Ivan Golovkin, Denis Shatkovskii, Nikita Serov
Abstract
Open AccessSix small interference RNAs (siRNAs) have been approved as therapeutics since 2018 making them promising nanosystems due to selective gene knockdown activity. siRNA design is complex due to various factors, where the chemical modifications are crucial to improve its half-life and stability. Machine learning (ML) enabled more efficient analysis of siRNA data, moreover predicting efficacy and off-target effects. This work proposes a novel pipeline for predicting gene knockdown activity of chemically modified siRNAs across the whole range of activities leveraging both descriptors of siRNA chemical composition-aware property matrices and large language model (LLM) embeddings for target gene encoding. Several general-purpose and domain-specific fine-tuned LLMs were benchmarked on the target task, where the Mistral 7B general-purpose model slightly outperformed even the models pre-trained on genomic data.

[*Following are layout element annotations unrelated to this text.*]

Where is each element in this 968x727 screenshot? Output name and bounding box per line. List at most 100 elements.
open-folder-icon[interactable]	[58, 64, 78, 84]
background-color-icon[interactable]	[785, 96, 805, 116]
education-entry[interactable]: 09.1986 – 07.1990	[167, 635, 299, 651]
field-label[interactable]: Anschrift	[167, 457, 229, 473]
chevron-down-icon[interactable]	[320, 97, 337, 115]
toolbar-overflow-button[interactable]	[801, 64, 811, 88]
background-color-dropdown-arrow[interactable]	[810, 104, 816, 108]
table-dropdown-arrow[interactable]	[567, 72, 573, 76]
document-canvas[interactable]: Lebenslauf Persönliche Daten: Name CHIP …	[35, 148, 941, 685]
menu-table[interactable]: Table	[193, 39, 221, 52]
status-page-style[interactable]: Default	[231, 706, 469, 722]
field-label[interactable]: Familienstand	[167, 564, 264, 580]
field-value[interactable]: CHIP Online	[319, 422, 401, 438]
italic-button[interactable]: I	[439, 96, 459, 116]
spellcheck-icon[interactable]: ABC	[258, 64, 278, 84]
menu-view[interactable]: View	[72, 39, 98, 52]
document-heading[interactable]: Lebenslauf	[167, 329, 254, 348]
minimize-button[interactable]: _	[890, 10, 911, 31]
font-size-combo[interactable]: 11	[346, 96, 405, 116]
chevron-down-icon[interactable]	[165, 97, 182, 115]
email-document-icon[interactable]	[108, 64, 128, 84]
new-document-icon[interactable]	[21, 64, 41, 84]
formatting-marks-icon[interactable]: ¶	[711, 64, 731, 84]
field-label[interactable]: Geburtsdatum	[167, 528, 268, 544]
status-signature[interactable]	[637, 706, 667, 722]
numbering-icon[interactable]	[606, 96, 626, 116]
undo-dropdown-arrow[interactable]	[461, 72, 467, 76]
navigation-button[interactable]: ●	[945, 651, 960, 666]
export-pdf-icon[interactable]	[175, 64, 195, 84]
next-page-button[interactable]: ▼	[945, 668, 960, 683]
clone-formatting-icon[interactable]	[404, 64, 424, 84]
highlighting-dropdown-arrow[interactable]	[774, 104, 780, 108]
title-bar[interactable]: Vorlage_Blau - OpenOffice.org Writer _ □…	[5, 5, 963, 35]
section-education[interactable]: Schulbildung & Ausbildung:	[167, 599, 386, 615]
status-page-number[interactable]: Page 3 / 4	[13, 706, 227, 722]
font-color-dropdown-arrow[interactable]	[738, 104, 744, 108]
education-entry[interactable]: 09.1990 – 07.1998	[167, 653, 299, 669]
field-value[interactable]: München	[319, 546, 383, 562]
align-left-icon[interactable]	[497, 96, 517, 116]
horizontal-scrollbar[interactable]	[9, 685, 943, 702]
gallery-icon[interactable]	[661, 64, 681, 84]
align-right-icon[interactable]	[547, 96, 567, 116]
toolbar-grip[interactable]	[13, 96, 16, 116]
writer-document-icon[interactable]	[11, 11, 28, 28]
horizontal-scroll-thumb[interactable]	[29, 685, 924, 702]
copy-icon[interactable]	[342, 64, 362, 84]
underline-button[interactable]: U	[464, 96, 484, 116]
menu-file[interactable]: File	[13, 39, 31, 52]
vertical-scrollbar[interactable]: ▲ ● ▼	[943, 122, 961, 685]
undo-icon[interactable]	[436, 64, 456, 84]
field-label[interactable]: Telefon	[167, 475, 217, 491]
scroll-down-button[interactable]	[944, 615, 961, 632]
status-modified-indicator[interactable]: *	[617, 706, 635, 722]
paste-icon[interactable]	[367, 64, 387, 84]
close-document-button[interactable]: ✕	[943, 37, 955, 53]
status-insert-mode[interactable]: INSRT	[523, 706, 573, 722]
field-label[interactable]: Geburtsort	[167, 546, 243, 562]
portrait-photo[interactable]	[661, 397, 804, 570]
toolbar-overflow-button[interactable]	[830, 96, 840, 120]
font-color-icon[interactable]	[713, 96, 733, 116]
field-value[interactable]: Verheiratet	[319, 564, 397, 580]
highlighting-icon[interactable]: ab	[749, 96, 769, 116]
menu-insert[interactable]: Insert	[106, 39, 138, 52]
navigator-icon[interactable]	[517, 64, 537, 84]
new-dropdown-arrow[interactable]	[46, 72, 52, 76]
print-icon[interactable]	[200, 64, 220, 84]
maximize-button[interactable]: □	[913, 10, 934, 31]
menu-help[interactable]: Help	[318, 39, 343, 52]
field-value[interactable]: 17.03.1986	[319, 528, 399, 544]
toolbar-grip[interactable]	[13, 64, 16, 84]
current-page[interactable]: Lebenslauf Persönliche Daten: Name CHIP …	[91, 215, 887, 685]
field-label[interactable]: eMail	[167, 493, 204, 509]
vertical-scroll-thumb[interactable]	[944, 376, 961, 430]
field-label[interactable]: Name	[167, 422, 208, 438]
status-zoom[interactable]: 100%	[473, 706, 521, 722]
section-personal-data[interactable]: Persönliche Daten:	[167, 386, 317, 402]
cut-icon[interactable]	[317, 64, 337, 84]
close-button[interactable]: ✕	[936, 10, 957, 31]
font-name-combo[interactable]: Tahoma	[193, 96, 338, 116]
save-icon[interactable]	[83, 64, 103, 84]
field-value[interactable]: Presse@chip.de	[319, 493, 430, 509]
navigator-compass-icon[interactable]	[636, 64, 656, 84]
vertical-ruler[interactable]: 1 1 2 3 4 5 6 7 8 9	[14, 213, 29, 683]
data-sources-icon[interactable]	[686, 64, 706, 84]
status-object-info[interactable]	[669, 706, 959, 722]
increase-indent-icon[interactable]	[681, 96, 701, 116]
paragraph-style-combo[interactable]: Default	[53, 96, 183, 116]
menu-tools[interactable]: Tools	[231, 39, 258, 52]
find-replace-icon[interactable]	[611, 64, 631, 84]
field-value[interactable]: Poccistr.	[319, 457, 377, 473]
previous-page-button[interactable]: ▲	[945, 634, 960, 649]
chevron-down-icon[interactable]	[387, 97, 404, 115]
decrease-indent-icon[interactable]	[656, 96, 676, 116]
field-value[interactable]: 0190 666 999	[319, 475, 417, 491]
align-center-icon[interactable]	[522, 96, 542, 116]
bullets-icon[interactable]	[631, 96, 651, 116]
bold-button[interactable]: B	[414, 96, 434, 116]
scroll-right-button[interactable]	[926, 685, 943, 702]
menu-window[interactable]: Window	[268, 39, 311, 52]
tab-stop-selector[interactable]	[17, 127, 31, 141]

Proposed two-stage probability-enhanced model successfully mitigates data imbalance towards moderate-to-high active constructs and achieves state-of-the-art (SOTA) quality with R2 = 0.84 and a RMSE = 12.27% on unseen data, where the probabilistic outputs of classifiers trained with F-scores up to 0.92 were used for regression model supervision. Moreover, leave-one-gene-out (LOGO) experiments show that the model is able to extrapolate on unseen genes, which further shows representativeness of siRNA features and gene embeddings. By filling the gap in the field of advanced chemical composition-aware siRNA design, our model aims to improve the efficacy of developed siRNA-based therapies.